Government regulations are not as good as they say it to be. I have started to doubt the ratings on Singapore for ‘Regulations’ in Benjamin Joffe’s ‘Ecosystem 101: The Six Necessary Categories To Build The Next Silicon Valley’ post on Techcrunch. Sure enough, regulators have marketed the hell out of Singapore, but rules are not flexible enough for a startup community. There’s no paypal in Singapore anymore, the banks have much higher transaction fees, there’s no proper visa scheme introduced for startupers and the list goes on and on. There’s absolutely no proper mechanism for them to filter tech communities from anyone else doing business in Singapore. For those who are in to commodity sales, etc would have better changes of getting things setup than a tech startup.

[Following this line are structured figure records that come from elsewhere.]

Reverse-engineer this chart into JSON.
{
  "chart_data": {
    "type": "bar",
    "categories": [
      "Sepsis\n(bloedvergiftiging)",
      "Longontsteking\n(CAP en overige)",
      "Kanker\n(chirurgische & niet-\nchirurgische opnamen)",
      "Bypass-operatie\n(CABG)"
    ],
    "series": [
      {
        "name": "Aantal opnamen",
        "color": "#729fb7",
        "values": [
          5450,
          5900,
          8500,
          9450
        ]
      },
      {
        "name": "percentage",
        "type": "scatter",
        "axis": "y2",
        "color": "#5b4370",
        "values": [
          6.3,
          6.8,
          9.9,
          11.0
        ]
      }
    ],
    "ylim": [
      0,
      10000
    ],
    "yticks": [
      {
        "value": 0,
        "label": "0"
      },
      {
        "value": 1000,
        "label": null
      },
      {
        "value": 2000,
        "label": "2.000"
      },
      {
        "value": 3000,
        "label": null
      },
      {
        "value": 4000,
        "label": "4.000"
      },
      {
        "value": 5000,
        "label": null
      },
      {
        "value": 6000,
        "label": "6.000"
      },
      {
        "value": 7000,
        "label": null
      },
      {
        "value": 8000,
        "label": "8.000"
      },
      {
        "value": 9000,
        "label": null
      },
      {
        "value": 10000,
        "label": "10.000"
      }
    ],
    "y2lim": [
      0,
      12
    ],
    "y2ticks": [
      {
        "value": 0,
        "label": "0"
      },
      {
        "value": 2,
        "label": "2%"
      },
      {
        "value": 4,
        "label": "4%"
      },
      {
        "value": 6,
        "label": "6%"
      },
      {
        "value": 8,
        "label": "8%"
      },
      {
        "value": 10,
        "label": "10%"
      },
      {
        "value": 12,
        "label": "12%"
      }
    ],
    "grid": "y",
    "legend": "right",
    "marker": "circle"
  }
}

Too much pride? Singaporeans sure have some pride about their selves. There’s nothing wrong with having a pride about the country and being patriotic, but some times it might look like racism so they have to be careful! I have lived in southern part of US in Ark-LA-Tex area where everyone says that’s the most racist part in US for two years, but I never felt anything like this there either. Everyone was much friendlier. This situation in Singapore starts to annoy you after a little while.
Show me the money! This is very frustrating at times. The money first type of a culture is really bad for a startup eco system, because any startup community is made with a lot of givers mentoring founders. I faced a situation where the server at a restaurant didn’t keep the food on the table until I paid for the food as if I was going to run after the meal. I was with my wife too. All hotels are pre-paid. It’s not like the US or Sri Lanka where you pay at checkout. In Singapore you pay for everything before you receive the service. If the service is bad, too bad for you, just don’t go to that place again.
I wouldn’t be surprised if they had banned me from entering Singapore ever again for writing this post!